European high yield bonds had a strong run in 2012, up by more than 25 per cent in some cases, and the manager said that he was worried that there might be a ‘pullback’.
Mr Pakenham said that income levels on high yield bonds were still attractive, with his fund reporting a distribution yield of 8.3 per cent.
The manager said default rates were so low that yield levels were quite safe, but that “with yields and spreads at this level, the opportunities for capital appreciation are significantly reduced and there is even room for a capital loss in the short term”.
“From a tactical, total return perspective there will frankly be better opportunities to buy into high yield later in the year,” he said.
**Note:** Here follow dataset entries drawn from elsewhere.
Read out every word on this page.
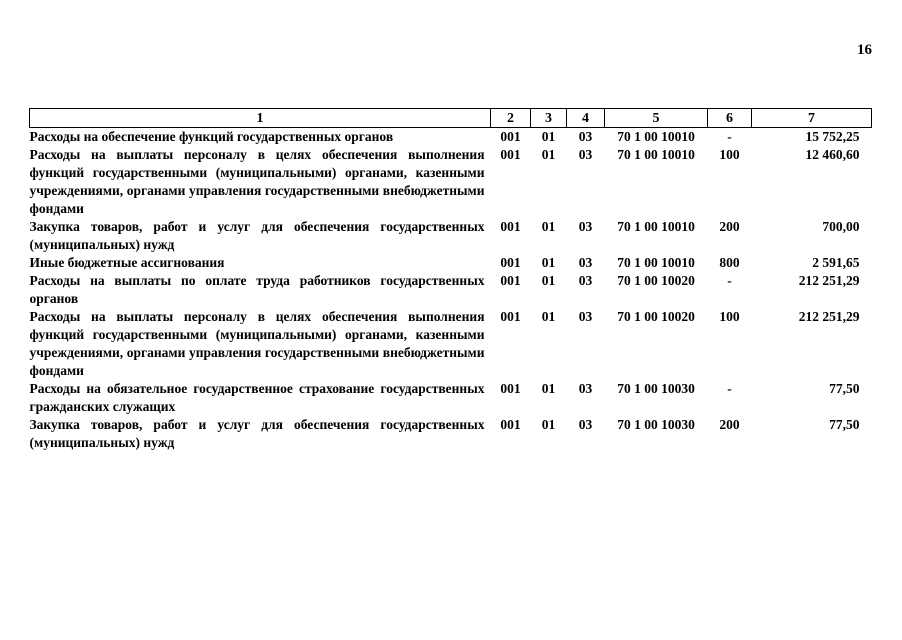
16
1	2	3	4	5	6	7
Расходы на обеспечение функций государственных органов	001	01	03	70 1 00 10010	-	15 752,25
Расходы на выплаты персоналу в целях обеспечения выполнения функций государственными (муниципальными) органами, казенными учреждениями, органами управления государственными внебюджетными фондами	001	01	03	70 1 00 10010	100	12 460,60
Закупка товаров, работ и услуг для обеспечения государственных (муниципальных) нужд	001	01	03	70 1 00 10010	200	700,00
Иные бюджетные ассигнования	001	01	03	70 1 00 10010	800	2 591,65
Расходы на выплаты по оплате труда работников государственных органов	001	01	03	70 1 00 10020	-	212 251,29
Расходы на выплаты персоналу в целях обеспечения выполнения функций государственными (муниципальными) органами, казенными учреждениями, органами управления государственными внебюджетными фондами	001	01	03	70 1 00 10020	100	212 251,29
Расходы на обязательное государственное страхование государственных гражданских служащих	001	01	03	70 1 00 10030	-	77,50
Закупка товаров, работ и услуг для обеспечения государственных (муниципальных) нужд	001	01	03	70 1 00 10030	200	77,50
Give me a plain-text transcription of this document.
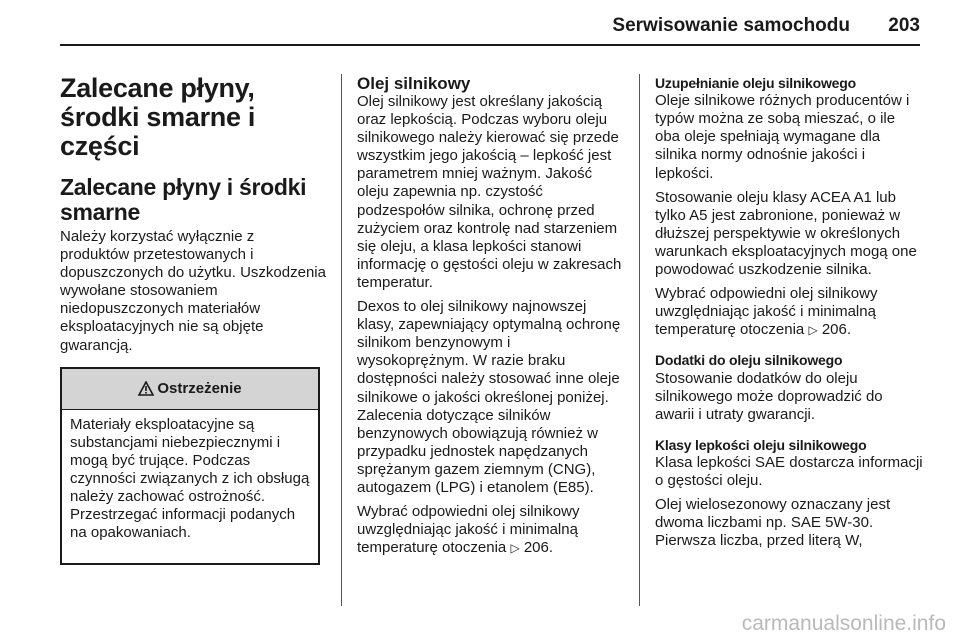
Serwisowanie samochodu 203
Zalecane płyny, środki smarne i części
Zalecane płyny i środki smarne

Należy korzystać wyłącznie z produktów przetestowanych i dopuszczonych do użytku. Uszkodzenia wywołane stosowaniem niedopuszczonych materiałów eksploatacyjnych nie są objęte gwarancją.

Ostrzeżenie

Materiały eksploatacyjne są substancjami niebezpiecznymi i mogą być trujące. Podczas czynności związanych z ich obsługą należy zachować ostrożność. Przestrzegać informacji podanych na opakowaniach.

Olej silnikowy

Olej silnikowy jest określany jakością oraz lepkością. Podczas wyboru oleju silnikowego należy kierować się przede wszystkim jego jakością – lepkość jest parametrem mniej ważnym. Jakość oleju zapewnia np. czystość podzespołów silnika, ochronę przed zużyciem oraz kontrolę nad starzeniem się oleju, a klasa lepkości stanowi informację o gęstości oleju w zakresach temperatur.

Dexos to olej silnikowy najnowszej klasy, zapewniający optymalną ochronę silnikom benzynowym i wysokoprężnym. W razie braku dostępności należy stosować inne oleje silnikowe o jakości określonej poniżej. Zalecenia dotyczące silników benzynowych obowiązują również w przypadku jednostek napędzanych sprężanym gazem ziemnym (CNG), autogazem (LPG) i etanolem (E85).

Wybrać odpowiedni olej silnikowy uwzględniając jakość i minimalną temperaturę otoczenia ▷ 206.

Uzupełnianie oleju silnikowego

Oleje silnikowe różnych producentów i typów można ze sobą mieszać, o ile oba oleje spełniają wymagane dla silnika normy odnośnie jakości i lepkości.

Stosowanie oleju klasy ACEA A1 lub tylko A5 jest zabronione, ponieważ w dłuższej perspektywie w określonych warunkach eksploatacyjnych mogą one powodować uszkodzenie silnika.

Wybrać odpowiedni olej silnikowy uwzględniając jakość i minimalną temperaturę otoczenia ▷ 206.

Dodatki do oleju silnikowego

Stosowanie dodatków do oleju silnikowego może doprowadzić do awarii i utraty gwarancji.

Klasy lepkości oleju silnikowego

Klasa lepkości SAE dostarcza informacji o gęstości oleju.

Olej wielosezonowy oznaczany jest dwoma liczbami np. SAE 5W-30. Pierwsza liczba, przed literą W,

carmanualsonline.info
In response to the market getting overvalued, the Aberdeen High Yield Bond fund has been reducing its risk level slightly, though Mr Pakenham said it would still be more adventurous than its IMA Sterling High Yield sector peers.
The high beta approach of the fund has seen it rise to the top quartile of the high-yield sector in the past year, with a return of 24.5 per cent compared to a sector average of 18.3 per cent, according to data from FE Analytics.
However, it is still underperforming the sector average since its launch in March 2011 because it sold off more heavily than its peers during the bear market in Autumn 2011.
Mr Pakenham said the fund’s investors accepted a little more volatility to achieve the high income (the fund’s yield is the second highest in the sector) but that the poor outlook had meant he had taken risk out of the fund, which would lower the yield slightly.
The fund also had a higher cash weighting than normal, at 7 per cent, to take advantage of new issues and to benefit from any pullbacks in the market.
Mr Pakenham said he was seeing opportunities in the services sector, such as cleaning services, technical services and gaming, but was bearish on the auto and chemical sectors.
In terms of regions, he said the fund was increasing exposure to France from a bottom-up perspective because there were a lot of interesting new issues coming out in France.